Attendu que BC Hydro propose le développement du projet d’énergie propre du site C (le « projet ») près de Fort St. John, en Colombie-Britannique;

Attendu que, après avoir pris en compte le rapport de la commission d’examen conjoint sur le projet d’énergie propre du site C, la ministre de l’Environnement a décidé, compte tenu de l’application des mesures d’atténuation qu’elle estimait indiquées, que le projet est susceptible d’entraîner des effets environnementaux négatifs importants;

Attendu que, après avoir pris cette décision, la ministre de l’Environnement a renvoyé au gouverneur en conseil, conformément au paragraphe 52(2) de la Loi canadienne sur l’évaluation environnementale (2012) (la « Loi »), la question de savoir si ces effets sont justifiables dans les circonstances;

Attendu que le gouvernement du Canada a mis en place un processus raisonnable et réceptif en vue de consulter les groupes autochtones susceptibles d’être touchés par le projet;

Attendu que le processus de consultation a permis d’engager le dialogue et d’échanger des renseignements pour faire en sorte que les préoccupations et intérêts des groupes autochtones soient pris en compte dans le processus décisionnel;

Attendu que le processus de consultation a offert aux groupes autochtones la possibilité d’examiner et de commenter les conditions qui doivent être énoncées dans la déclaration que doit faire la ministre en application de la Loi et qui sont susceptibles d’atténuer les effets environnementaux et les impacts potentiels sur les groupes autochtones;

Attendu que la ministre tiendra compte des points de vue et des renseignements présentés par les groupes autochtones pour décider des conditions à imposer au promoteur dans sa déclaration;

Attendu que le processus de consultation entrepris est digne de l’honneur de Sa Majesté;

Attendu qu’un équilibre raisonnable a été établi entre les préoccupations et intérêts des groupes autochtones et ceux de la société, notamment les intérêts d’ordre social, économique, stratégique ainsi que les intérêts du public en général;

À ces causes, sur recommandation de la ministre de l’Environnement et en vertu du paragraphe 52(4) de la Loi canadienne sur l’évaluation environnementale (2012), Son Excellence le Gouverneur général en conseil décide que les effets environnementaux négatifs importants susceptibles d’être entraînés par la réalisation du projet d’énergie propre du site C proposé par BC Hydro en Colombie-Britannique sont justifiables dans les circonstances.

(Compendium du dossier d’appel, vol. 2, onglet E.66, p. 3749).

[20]           Le 5 novembre 2014, la Première Nation de Prophet River et les Premières Nations de West Moberly (à titre de demanderesses; en l’espèce les appelantes) ont présenté une demande de contrôle judiciaire du décret pris par le gouverneur en conseil.

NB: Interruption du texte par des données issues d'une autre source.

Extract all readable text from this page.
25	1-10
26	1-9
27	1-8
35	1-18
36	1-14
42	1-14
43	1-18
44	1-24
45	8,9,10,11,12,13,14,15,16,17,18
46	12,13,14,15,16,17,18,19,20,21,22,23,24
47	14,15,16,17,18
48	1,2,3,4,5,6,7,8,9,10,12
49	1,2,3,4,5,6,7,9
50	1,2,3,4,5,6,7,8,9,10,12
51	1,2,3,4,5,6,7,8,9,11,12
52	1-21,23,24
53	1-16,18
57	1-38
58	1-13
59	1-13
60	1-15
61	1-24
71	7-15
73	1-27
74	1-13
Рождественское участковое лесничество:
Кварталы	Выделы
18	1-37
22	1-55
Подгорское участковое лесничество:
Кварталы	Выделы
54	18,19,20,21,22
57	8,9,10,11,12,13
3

Le 28 août 2015, le juge a rejeté la demande. Il a conclu que la Couronne s’était acquittée de son obligation de consulter et d’accommoder, et que le gouverneur en conseil n’était pas tenu de se prononcer sur les droits issus de traités des appelantes et de décider si le projet du site C portait une atteinte injustifiable à ces droits, reconnus par le paragraphe 35(1) de la Loi constitutionnelle de 1982, suivant l’analyse énoncée dans l’arrêt Sparrow. C’est cette décision qui fait l’objet du présent appel.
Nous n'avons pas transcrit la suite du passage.